In-situ Observations of the Effect of the ZDDP Tribofilm Growth on Micropitting

The ongoing trend for using ever lower viscosities of lubricating oils, with the aim of improving the efficiency of mechanical …

The ongoing trend for using ever lower viscosities of lubricating oils, with the aim of improving the efficiency of mechanical systems, means that machine components are required to operate for longer periods under thin film, mixed lubrication conditions where the risk of surface damage is increased. For this reason, the role of zinc dialkyldithiophosphate (ZDDP) antiwear lubricant additive has become increasingly important in order to provide adequate surface protection. It is known that due to its exceptional effectiveness in reducing surface wear, ZDDP may promote micropitting by preventing adequate running-in of the contacting surfaces. However, the relationship between ZDDP tribofilm growth rate and the evolution of micropitting has not been directly demonstrated. To address this, we report the development of a novel technique using MTM-SLIM to obtain micropitting and observe ZDDP tribofilm growth in parallel throughout a test. This is then applied to investigate the effect of ZDDP concentration and type on micropitting.
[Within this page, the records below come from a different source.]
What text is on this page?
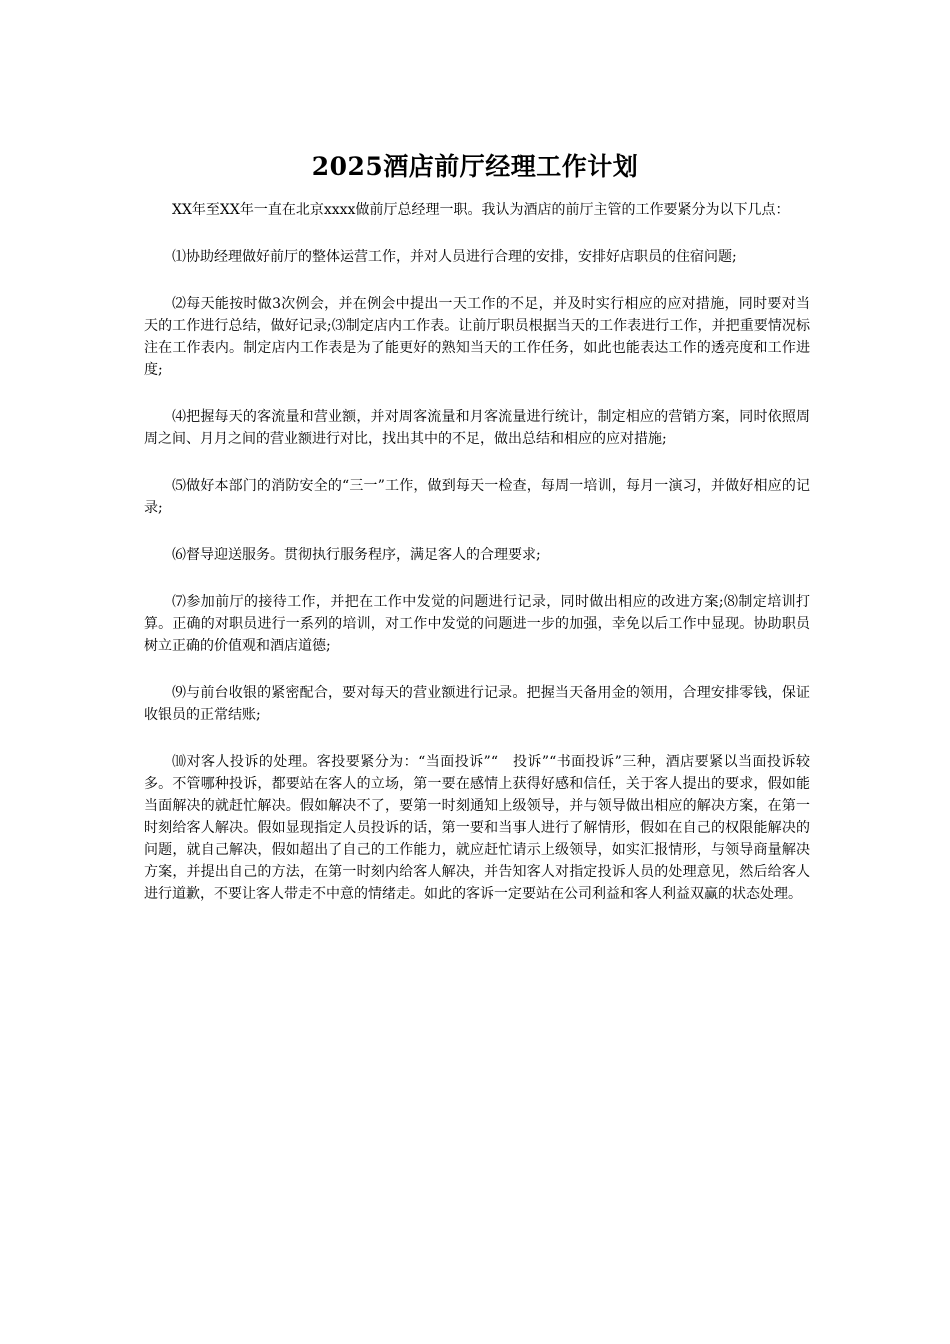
2025酒店前厅经理工作计划

XX年至XX年一直在北京xxxx做前厅总经理一职。我认为酒店的前厅主管的工作要紧分为以下几点：

⑴协助经理做好前厅的整体运营工作，并对人员进行合理的安排，安排好店职员的住宿问题;

⑵每天能按时做3次例会，并在例会中提出一天工作的不足，并及时实行相应的应对措施，同时要对当天的工作进行总结，做好记录;⑶制定店内工作表。让前厅职员根据当天的工作表进行工作，并把重要情况标注在工作表内。制定店内工作表是为了能更好的熟知当天的工作任务，如此也能表达工作的透亮度和工作进度;

⑷把握每天的客流量和营业额，并对周客流量和月客流量进行统计，制定相应的营销方案，同时依照周周之间、月月之间的营业额进行对比，找出其中的不足，做出总结和相应的应对措施;

⑸做好本部门的消防安全的“三一”工作，做到每天一检查，每周一培训，每月一演习，并做好相应的记录;

⑹督导迎送服务。贯彻执行服务程序，满足客人的合理要求;

⑺参加前厅的接待工作，并把在工作中发觉的问题进行记录，同时做出相应的改进方案;⑻制定培训打算。正确的对职员进行一系列的培训，对工作中发觉的问题进一步的加强，幸免以后工作中显现。协助职员树立正确的价值观和酒店道德;

⑼与前台收银的紧密配合，要对每天的营业额进行记录。把握当天备用金的领用，合理安排零钱，保证收银员的正常结账;

⑽对客人投诉的处理。客投要紧分为：“当面投诉”“　投诉”“书面投诉”三种，酒店要紧以当面投诉较多。不管哪种投诉，都要站在客人的立场，第一要在感情上获得好感和信任，关于客人提出的要求，假如能当面解决的就赶忙解决。假如解决不了，要第一时刻通知上级领导，并与领导做出相应的解决方案，在第一时刻给客人解决。假如显现指定人员投诉的话，第一要和当事人进行了解情形，假如在自己的权限能解决的问题，就自己解决，假如超出了自己的工作能力，就应赶忙请示上级领导，如实汇报情形，与领导商量解决方案，并提出自己的方法，在第一时刻内给客人解决，并告知客人对指定投诉人员的处理意见，然后给客人进行道歉，不要让客人带走不中意的情绪走。如此的客诉一定要站在公司利益和客人利益双赢的状态处理。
It is found that oils with higher ZDDP concentrations produce more micropitting but less surface wear and that, at a given concentration, a mixed primary-secondary ZDDP results in more severe micropitting than a primary ZDDP. Too rapid formation of a thick antiwear tribofilm early in the test serves to prevent adequate running-in of sliding parts, which subsequently leads to higher asperity stresses and more asperity stress cycles and consequently more micropitting. Therefore, any adverse effects of ZDDP on micropitting and surface fatigue in general are mechanical in nature and can be accounted for through ZDDP's influence on running-in and resulting asperity stress history. The observed correlation between antiwear film formation rate and micropitting should help in the design of oil formulations that extend component lifetime by controlling both wear and micropitting damage.